Wealth Wizards’ “fintegration” approach
Wealth Wizards offers Turo for Advisers, a white-label automated advice platform for financial planners that incorporates both machine learning and AI, says Simon Binney, business development director of the UK-based fintech. Turo has machine-learning capability to discern a planning firm’s particular advice policy and philosophy after examples of client cases are entered into the platform. The solution then uses AI to learn from past cases and makes recommendations for future advice based on algorithmic patterns and outcomes.
Turo does the “heavy lifting” of fact-based data collation, automated quotation feeds, solution mapping, and suitability report generation and leaves the advisor free to focus on customer-facing and relationship-building tasks, Binney says. “We are now able to use our tech to look at the advice our advisor clients are already giving and use this to tailor our tech so that it gives advice that’s relevant and specific to their brand,” he says.
Good advice also needs to be highly ethical and delivered by financial planners with the right qualifications and professional standards, Binney says. Wealth Wizards is mapping these standards into its technology to ensure that these key qualities “are embedded in every piece of advice that is given.”
The digitization of financial services will introduce a better, more comprehensive assessment of customer needs. It will do this holistically via “fintegration,” where multiple solution providers join together to combine solutions to better meet clients’ needs, Binney says. Solutions will need to be fast, highly competitive, able to provide advanced valuation of customers, and able to anticipate their ongoing needs.
“Imagine you’re talking to an advisor who is being prompted with questions on screen,” he says. “The AI listens to your answers and populates a fact find, together with ‘sentiment analysis’ to work out your attitude toward risk.”
AI will also be integrated into the advice itself, Binney says.

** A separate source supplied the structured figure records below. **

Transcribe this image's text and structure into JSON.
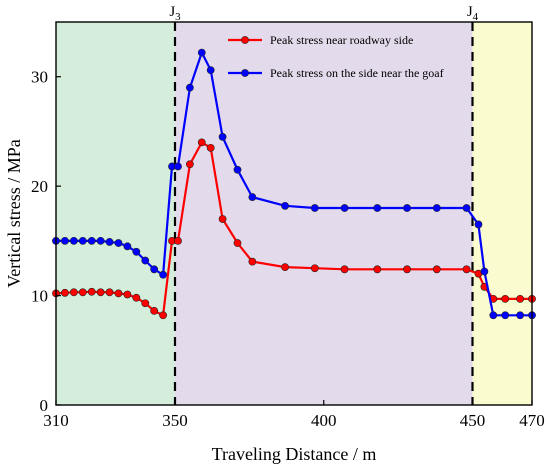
{
  "chart_data": {
    "type": "line",
    "xlabel": "Traveling Distance / m",
    "ylabel": "Vertical stress / MPa",
    "xlim": [
      310,
      470
    ],
    "ylim": [
      0,
      35
    ],
    "x_ticks": [
      310,
      350,
      400,
      450,
      470
    ],
    "y_ticks": [
      0,
      10,
      20,
      30
    ],
    "grid": false,
    "legend_position": "top-right",
    "regions": [
      {
        "from": 310,
        "to": 350,
        "color": "#d4eedb"
      },
      {
        "from": 350,
        "to": 450,
        "color": "#e3dbeb"
      },
      {
        "from": 450,
        "to": 470,
        "color": "#fafbcf"
      }
    ],
    "markers": [
      {
        "x": 350,
        "label": "J",
        "sub": "3"
      },
      {
        "x": 450,
        "label": "J",
        "sub": "4"
      }
    ],
    "series": [
      {
        "name": "Peak stress near roadway side",
        "color": "#ff0000",
        "x": [
          310,
          313,
          316,
          319,
          322,
          325,
          328,
          331,
          334,
          337,
          340,
          343,
          346,
          349,
          351,
          355,
          359,
          362,
          366,
          371,
          376,
          387,
          397,
          407,
          418,
          428,
          438,
          448,
          452,
          454,
          457,
          461,
          466,
          470
        ],
        "values": [
          10.2,
          10.25,
          10.3,
          10.3,
          10.35,
          10.3,
          10.3,
          10.2,
          10.1,
          9.8,
          9.3,
          8.6,
          8.2,
          15.0,
          15.0,
          22.0,
          24.0,
          23.5,
          17.0,
          14.8,
          13.1,
          12.6,
          12.5,
          12.4,
          12.4,
          12.4,
          12.4,
          12.4,
          12.0,
          10.8,
          9.7,
          9.7,
          9.7,
          9.7
        ]
      },
      {
        "name": "Peak stress on the side near the goaf",
        "color": "#0000ff",
        "x": [
          310,
          313,
          316,
          319,
          322,
          325,
          328,
          331,
          334,
          337,
          340,
          343,
          346,
          349,
          351,
          355,
          359,
          362,
          366,
          371,
          376,
          387,
          397,
          407,
          418,
          428,
          438,
          448,
          452,
          454,
          457,
          461,
          466,
          470
        ],
        "values": [
          15.0,
          15.0,
          15.0,
          15.0,
          15.0,
          15.0,
          14.9,
          14.8,
          14.5,
          14.0,
          13.2,
          12.4,
          11.9,
          21.8,
          21.8,
          29.0,
          32.2,
          30.6,
          24.5,
          21.5,
          19.0,
          18.2,
          18.0,
          18.0,
          18.0,
          18.0,
          18.0,
          18.0,
          16.5,
          12.2,
          8.2,
          8.2,
          8.2,
          8.2
        ]
      }
    ]
  }
}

Financial planners can “teach” it how to advise by giving it previous advice cases that it can analyze. “In the future, using AI, we can make financial advice cheaper, quicker, safer, and more consistent, allowing and facilitating access for more people,” he says.
Redtail Technology: AI learning based on advisors’ data
Redtail Technology in Sacramento, California, now has AI capabilities on its platform to better predict and estimate client needs, create better outcomes, and “discover important connections that enable all parties to make better financial decisions,” says Brian McLaughlin, CEO.
The solution uses machine learning as a launching point to build additional value by clarifying financial planners’ workflows so they can make better decisions, McLaughlin says.
“This is a starting point of AI for financial planners,” he says. “It will continue to evolve, but we need to provide a baseline to get people comfortable with the computer learning on their data.”
Redtail’s solution can help financial planners have better conversations by analyzing the histories of their emails, text messages, advisor notes, and other threads of communication they have had with clients and prospects, McLaughlin says.
“Say a client has mentioned their child will be going to a certain college, but the advisor may have forgotten or overlooked that,” he says. “Our solution presents statements like these as well as sentiments in a more focused way, so the planner can respond more quickly and have more effective goal-based planning conversations with the client.”
Redtail is also interested in looking at how AI affects the integration of planning tools, synchronizing relationships with goal-based and cash-based solutions. “To me, the really interesting evolution of how we use AI is not so much for automated client account maintenance, but for automated goal-based planning,” McLaughlin says. “That will be really cool down the road.”